I’m a lot of things. A writer, a psychiatrist, a maker of off-centre marmite sandwiches. But I’m also a musician. The music part of that has always sat alright with me. But the ‘-ician’ bit has always felt uncomfortable. The ‘-ician’ is that extra square of chocolate. You know when Hendrix knocks out an unequalled riff. Or Kate Bush trills to the far reaches of the piano. Or George Ezra smiles a smile so wide you could launch boats off it, whilst, apparently calmly, strumming his way through the highest reaches of pop heaven.
But over the years I have grown more comfortable with ‘songwriter.’ That fits a little more comfortably. I write the songs and pull out the guitar chops that make the songs work, and then the musicians around me, make the songs fly.
I’m proud of this, my umpteenth album of songs, for lots of reasons. Not least because it feels properly musical. Not in a prog-rock-origami-maricami kind of way. But in the radio whisperer kind of way. I can hear so many of these songs coming out of the radio. Almost as if they’d persuaded the transistors they were good enough. Now DJs may or may not agree. But the transistors.

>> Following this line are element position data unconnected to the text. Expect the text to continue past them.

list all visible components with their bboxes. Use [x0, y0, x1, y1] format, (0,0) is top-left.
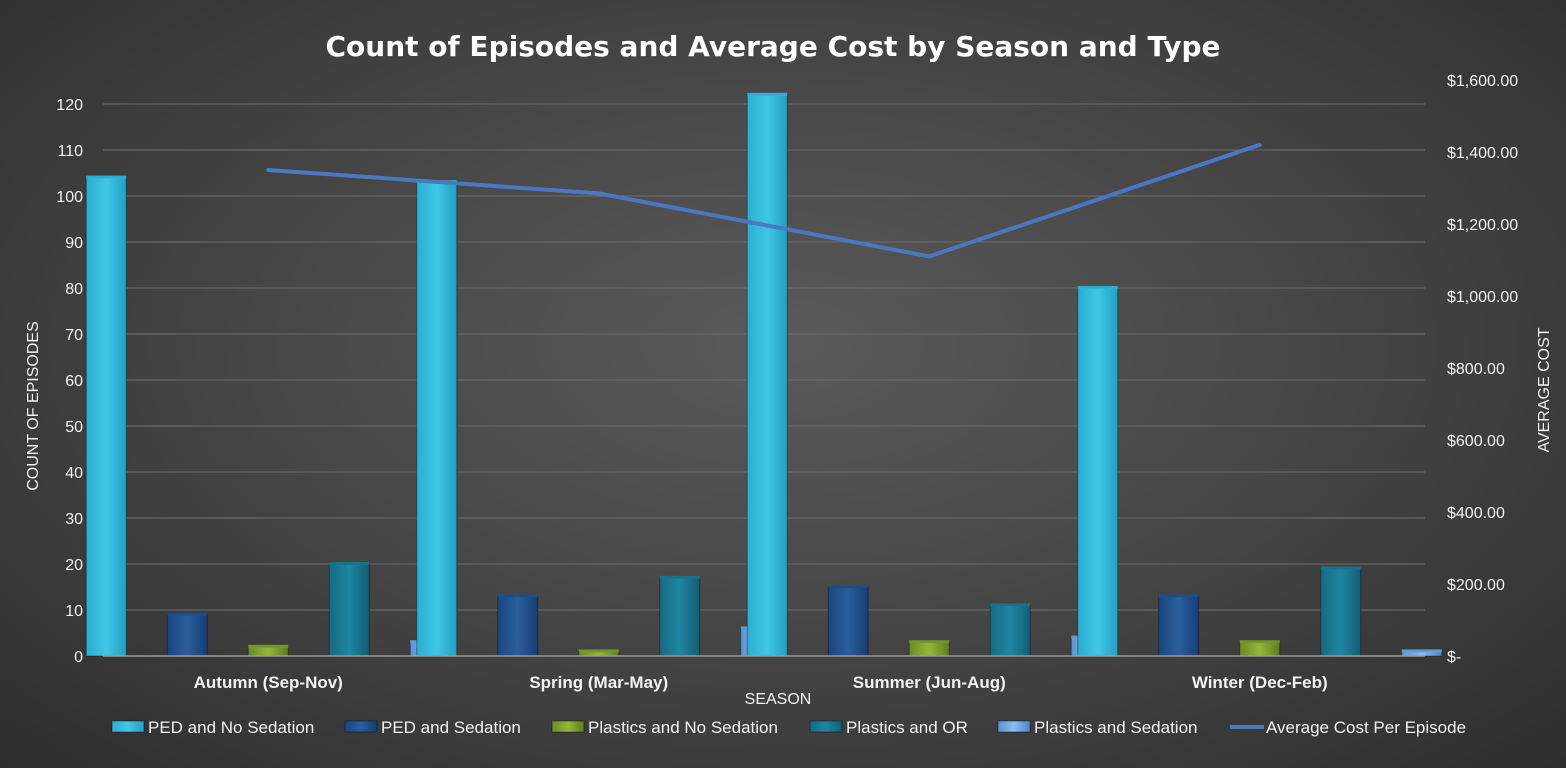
bar-cap — [828, 585, 869, 588]
y-tick-label: 0 — [74, 649, 83, 666]
category-label: Summer (Jun-Aug) — [853, 673, 1006, 692]
left-axis-ticks: 0 10 20 30 40 50 60 70 80 90 100 110 120 — [56, 97, 83, 666]
legend-label: Plastics and OR — [846, 718, 968, 737]
y2-tick-label: $200.00 — [1447, 577, 1505, 594]
bar-cap — [497, 594, 538, 598]
legend-swatch — [809, 720, 843, 733]
bar-cap — [86, 175, 127, 179]
legend-label: PED and No Sedation — [148, 718, 314, 737]
bar-cap — [578, 649, 619, 653]
bar-cap — [1320, 566, 1361, 570]
bar — [497, 595, 539, 657]
bar — [1158, 595, 1200, 657]
legend-swatch — [551, 720, 585, 733]
legend-swatch — [344, 720, 378, 733]
y-tick-label: 20 — [65, 557, 83, 574]
bar — [1320, 568, 1362, 657]
bar — [989, 604, 1031, 657]
bar-cap — [248, 644, 289, 648]
y-tick-label: 30 — [65, 511, 83, 528]
bar-cap — [659, 575, 700, 579]
y-tick-label: 40 — [65, 465, 83, 482]
y2-tick-label: $1,400.00 — [1447, 145, 1518, 162]
y2-axis-title: AVERAGE COST — [1536, 327, 1553, 452]
category-label: Winter (Dec-Feb) — [1192, 673, 1328, 692]
legend: PED and No Sedation PED and Sedation Plast… — [111, 718, 1466, 737]
bar — [166, 614, 208, 657]
y-tick-label: 120 — [56, 97, 83, 114]
legend-label: PED and Sedation — [381, 718, 521, 737]
category-labels: Autumn (Sep-Nov) Spring (Mar-May) Summer (… — [194, 673, 1328, 692]
average-cost-line — [266, 142, 1262, 259]
right-axis-ticks: $- $200.00 $400.00 $600.00 $800.00 $1,000.00 $… — [1447, 73, 1518, 666]
y-tick-label: 10 — [65, 603, 83, 620]
y2-tick-label: $800.00 — [1447, 361, 1505, 378]
category-label: Autumn (Sep-Nov) — [194, 673, 343, 692]
y-tick-label: 110 — [57, 143, 83, 160]
bar-cap — [1401, 649, 1442, 653]
y2-tick-label: $1,000.00 — [1447, 289, 1518, 306]
bar — [247, 646, 289, 657]
category-label: Spring (Mar-May) — [529, 673, 668, 692]
bar — [1077, 287, 1119, 657]
x-axis-title: SEASON — [745, 691, 812, 708]
legend-swatch — [997, 720, 1031, 733]
bar-cap — [990, 603, 1031, 607]
y-tick-label: 70 — [65, 327, 83, 344]
y2-tick-label: $1,200.00 — [1447, 217, 1518, 234]
bar-cap — [1239, 640, 1280, 644]
y-axis-title: COUNT OF EPISODES — [25, 321, 42, 491]
bar-series-group — [85, 92, 1443, 657]
y2-tick-label: $400.00 — [1447, 505, 1505, 522]
y-tick-label: 80 — [65, 281, 83, 298]
y2-tick-label: $- — [1447, 649, 1461, 666]
bar-cap — [1158, 594, 1199, 598]
bar-cap — [329, 562, 370, 565]
y2-tick-label: $1,600.00 — [1447, 73, 1518, 90]
y-tick-label: 60 — [65, 373, 83, 390]
bar — [1239, 641, 1281, 657]
y-tick-label: 100 — [56, 189, 83, 206]
line-series-group — [266, 142, 1262, 259]
bar-cap — [1077, 286, 1118, 289]
legend-label: Plastics and No Sedation — [588, 718, 778, 737]
y-tick-label: 50 — [65, 419, 83, 436]
bar-cap — [909, 640, 950, 644]
bar — [328, 563, 370, 657]
bar — [659, 577, 701, 657]
bar — [827, 586, 869, 657]
y-tick-label: 90 — [65, 235, 83, 252]
legend-label: Plastics and Sedation — [1034, 718, 1198, 737]
legend-swatch — [111, 720, 145, 733]
y2-tick-label: $600.00 — [1447, 433, 1505, 450]
bar — [85, 177, 127, 657]
bar-cap — [747, 92, 788, 96]
bar — [746, 94, 788, 657]
legend-label: Average Cost Per Episode — [1266, 718, 1466, 737]
bar — [908, 641, 950, 657]
bar-cap — [167, 612, 208, 616]
bar — [416, 181, 458, 657]
chart-title: Count of Episodes and Average Cost by Se… — [325, 30, 1220, 63]
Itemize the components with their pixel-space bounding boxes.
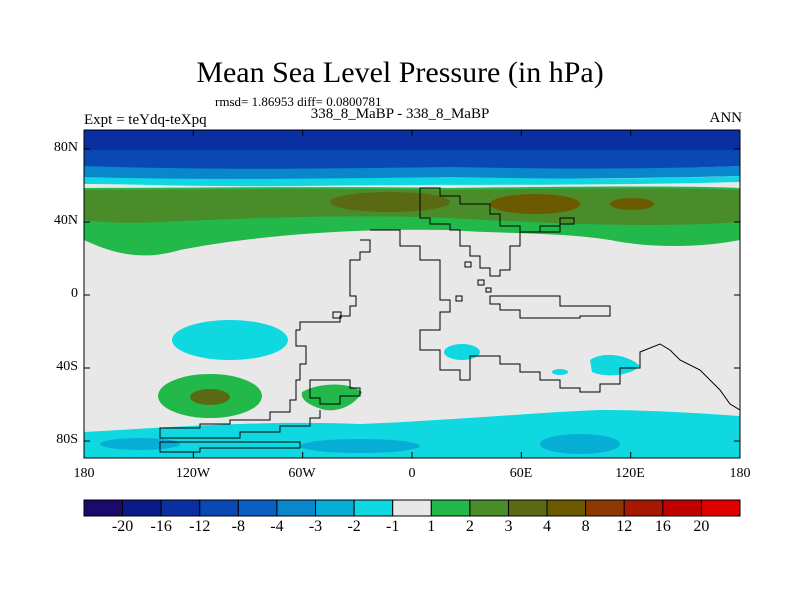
colorbar-swatch [662,499,702,517]
nh-high-core-asia [490,194,580,214]
nh-high-core-pacific [610,198,654,210]
colorbar-label: -4 [270,518,284,535]
sh-low-indian [590,354,640,376]
colorbar [83,499,741,517]
colorbar-swatch [83,499,124,517]
sh-low-africa [444,344,480,360]
lat-label-40n: 40N [53,213,78,228]
season-label: ANN [709,110,743,126]
colorbar-swatch [507,499,548,517]
antarctica-outline [159,441,301,453]
axis-ticks [83,130,741,458]
lat-label-80s: 80S [56,432,78,447]
sh-high-pacific-core [190,389,230,405]
colorbar-swatch [353,499,394,517]
colorbar-label: 1 [427,518,436,535]
nh-high-core-atlantic [330,192,450,212]
americas-outline [159,239,371,439]
lon-label-0: 0 [408,466,416,481]
colorbar-label: -20 [111,518,134,535]
island-outline-4 [464,261,472,268]
eurasia-outline [419,187,575,277]
colorbar-label: 8 [581,518,590,535]
experiment-label: Expt = teYdq-teXpq [84,112,207,128]
island-outline-5 [455,295,463,302]
africa-australia-outline [370,229,740,411]
colorbar-label: 3 [504,518,513,535]
colorbar-swatch [392,499,432,517]
colorbar-swatch [315,499,355,517]
sh-low-pacific [172,320,288,360]
polar-band-cyan [84,176,740,187]
lon-label-180w: 180 [73,466,95,481]
colorbar-swatch [546,499,587,517]
lat-label-eq: 0 [71,286,78,301]
colorbar-swatch [122,499,162,517]
polar-band-strong [84,130,740,152]
colorbar-swatch [276,499,317,517]
colorbar-swatch [585,499,625,517]
colorbar-label: -12 [189,518,211,535]
colorbar-label: 12 [616,518,633,535]
antarctic-peninsula-outline [309,379,361,405]
continent-outlines [159,187,740,453]
map-title: Mean Sea Level Pressure (in hPa) [196,56,604,89]
sh-polar-core-2 [540,434,620,454]
lon-label-60e: 60E [509,466,533,481]
pressure-field [84,130,740,458]
sh-high-atlantic [301,384,362,411]
lat-label-40s: 40S [56,359,78,374]
sh-polar-core-3 [100,438,180,450]
sh-low-small [552,369,568,375]
island-outline-3 [485,287,492,293]
island-outline-2 [477,279,485,286]
colorbar-swatch [469,499,509,517]
rmsd-diff-stats: rmsd= 1.86953 diff= 0.0800781 [215,94,382,109]
colorbar-label: -2 [347,518,361,535]
colorbar-label: -8 [231,518,245,535]
colorbar-label: -16 [150,518,172,535]
sh-polar-core-1 [300,439,420,453]
polar-band-mid [84,150,740,171]
colorbar-label: -1 [386,518,400,535]
colorbar-label: -3 [308,518,323,535]
colorbar-swatch [700,499,741,517]
polar-band-light [84,166,740,181]
lon-label-60w: 60W [288,466,316,481]
island-outline-1 [332,311,342,319]
colorbar-swatch [199,499,239,517]
colorbar-swatch [623,499,664,517]
lon-label-120w: 120W [175,466,211,481]
case-label: 338_8_MaBP - 338_8_MaBP [310,106,490,122]
colorbar-label: 2 [465,518,474,535]
colorbar-swatch [160,499,201,517]
lat-label-80n: 80N [53,140,78,155]
indonesia-outline [489,295,611,319]
colorbar-label: 16 [654,518,671,535]
colorbar-label: 20 [693,518,710,535]
lon-label-180e: 180 [729,466,751,481]
lon-label-120e: 120E [615,466,645,481]
colorbar-swatch [237,499,278,517]
colorbar-swatch [430,499,471,517]
colorbar-label: 4 [543,518,552,535]
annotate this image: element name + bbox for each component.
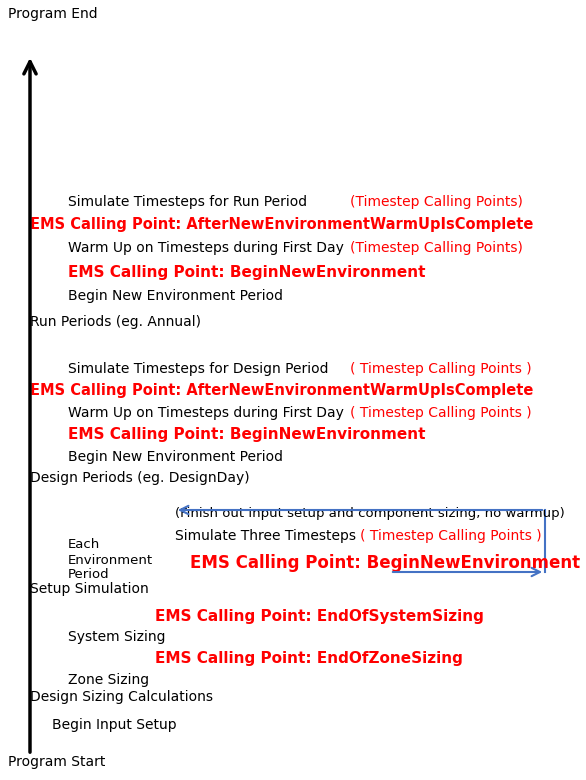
Text: Design Periods (eg. DesignDay): Design Periods (eg. DesignDay) — [30, 471, 250, 485]
Text: ( Timestep Calling Points ): ( Timestep Calling Points ) — [350, 406, 532, 420]
Text: EMS Calling Point: BeginNewEnvironment: EMS Calling Point: BeginNewEnvironment — [190, 554, 580, 572]
Text: EMS Calling Point: AfterNewEnvironmentWarmUpIsComplete: EMS Calling Point: AfterNewEnvironmentWa… — [30, 218, 533, 232]
Text: Begin New Environment Period: Begin New Environment Period — [68, 450, 283, 464]
Text: (Timestep Calling Points): (Timestep Calling Points) — [350, 241, 523, 255]
Text: Run Periods (eg. Annual): Run Periods (eg. Annual) — [30, 315, 201, 329]
Text: EMS Calling Point: AfterNewEnvironmentWarmUpIsComplete: EMS Calling Point: AfterNewEnvironmentWa… — [30, 384, 533, 399]
Text: Warm Up on Timesteps during First Day: Warm Up on Timesteps during First Day — [68, 241, 344, 255]
Text: System Sizing: System Sizing — [68, 630, 165, 644]
Text: Zone Sizing: Zone Sizing — [68, 673, 149, 687]
Text: EMS Calling Point: BeginNewEnvironment: EMS Calling Point: BeginNewEnvironment — [68, 264, 425, 279]
Text: EMS Calling Point: EndOfZoneSizing: EMS Calling Point: EndOfZoneSizing — [155, 651, 463, 666]
Text: Simulate Three Timesteps: Simulate Three Timesteps — [175, 529, 356, 543]
Text: Design Sizing Calculations: Design Sizing Calculations — [30, 690, 213, 704]
Text: (Timestep Calling Points): (Timestep Calling Points) — [350, 195, 523, 209]
Text: ( Timestep Calling Points ): ( Timestep Calling Points ) — [360, 529, 541, 543]
Text: Simulate Timesteps for Run Period: Simulate Timesteps for Run Period — [68, 195, 307, 209]
Text: Simulate Timesteps for Design Period: Simulate Timesteps for Design Period — [68, 362, 329, 376]
Text: Warm Up on Timesteps during First Day: Warm Up on Timesteps during First Day — [68, 406, 344, 420]
Text: Program End: Program End — [8, 7, 98, 21]
Text: Begin New Environment Period: Begin New Environment Period — [68, 289, 283, 303]
Text: Begin Input Setup: Begin Input Setup — [52, 718, 176, 732]
Text: EMS Calling Point: EndOfSystemSizing: EMS Calling Point: EndOfSystemSizing — [155, 608, 484, 623]
Text: ( Timestep Calling Points ): ( Timestep Calling Points ) — [350, 362, 532, 376]
Text: Each
Environment
Period: Each Environment Period — [68, 538, 153, 582]
Text: Program Start: Program Start — [8, 755, 105, 769]
Text: EMS Calling Point: BeginNewEnvironment: EMS Calling Point: BeginNewEnvironment — [68, 427, 425, 442]
Text: Setup Simulation: Setup Simulation — [30, 582, 149, 596]
Text: (Finish out input setup and component sizing, no warmup): (Finish out input setup and component si… — [175, 508, 565, 520]
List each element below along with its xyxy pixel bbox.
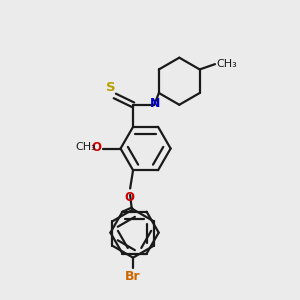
Text: N: N [150,97,160,110]
Text: CH₃: CH₃ [217,59,238,69]
Text: CH₃: CH₃ [76,142,96,152]
Text: O: O [92,141,101,154]
Text: Br: Br [125,270,141,283]
Text: S: S [106,82,116,94]
Text: O: O [124,191,134,204]
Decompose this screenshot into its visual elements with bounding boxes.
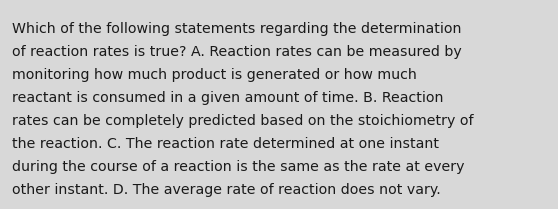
Text: during the course of a reaction is the same as the rate at every: during the course of a reaction is the s…: [12, 160, 464, 174]
Text: monitoring how much product is generated or how much: monitoring how much product is generated…: [12, 68, 417, 82]
Text: other instant. D. The average rate of reaction does not vary.: other instant. D. The average rate of re…: [12, 183, 441, 197]
Text: the reaction. C. The reaction rate determined at one instant: the reaction. C. The reaction rate deter…: [12, 137, 439, 151]
Text: of reaction rates is true? A. Reaction rates can be measured by: of reaction rates is true? A. Reaction r…: [12, 45, 462, 59]
Text: rates can be completely predicted based on the stoichiometry of: rates can be completely predicted based …: [12, 114, 474, 128]
Text: Which of the following statements regarding the determination: Which of the following statements regard…: [12, 22, 461, 36]
Text: reactant is consumed in a given amount of time. B. Reaction: reactant is consumed in a given amount o…: [12, 91, 444, 105]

The supernatural sound of summer showers on dry pavements of those transistors…well…
One of my earliest memories is being driven to school and hearing an Abba song coming out of the car radio. And thinking how on earth did that happen? That thing there. That sudden shot of energy that came into my ears and through my body which I now call melody but didn’t have the words for at time. How can someone possibly conjure that out of the air, channel it through a machine the size of a sandwich box, and into the back seat? This, now this, is the conjurers transcendence. Not the stuff they call fairy in fairy tales. Not that thing at a pantomime where someone yanks fabric flowers from a dusty looking hat. Not even the melancholy gap between the cut jumps in the original Paddington Bear animation after school ( which always properly spooked me). This Abba thing was it, this indescribable sweetness, coming out of the radio. This was magic. And, was surely, something, I would never be able to do.
There was no culture of musicianship in my family. My Dad learned the accordion but I’d never really heard him play. My Mum was and remains a brilliant fine artist. But there were no songs being sung around the family fire, no journeys through the scales of musical instruments, no long playing records skipping through the dusk. Essentially there was no musical language in my childhood. Not in a poor-me musical poverty kind of way. It just never occurred to any of us to make those score sheets and cassette tapes a central part of our lives.
So the idea that this form of non-words might one day be available…that I could open my mouth and make sounds fly into melody and let the melody lead me through a song seemed ridiculous.
And now here I am releasing an album with my bandmates, The Woodlice, some of whose songs I can imagine coming out of that Datsun radio on the way to school, and thinking, that, well that, that, might just be magic. It may not set the discos alive or shake the foundations of Scandinavian pop. And probably isn’t appropriate for the ears of most seven year old boys. But it’s certainly up there with some of my best wonky marmite sandwiches.
The album ‘Keep the Light On Baby’ was recorded in Easton in Bristol July / August 2020 between the first and second lockdowns in the UK. A time when, for a moment, everything seemed lighter than air. Free from the past and trying not to think about the future. ‘Keep the Light On Baby’ reflects that period of freedom and release, searching for brightness, jumping between shadows, looking for lift-off in the pillars of sunlight.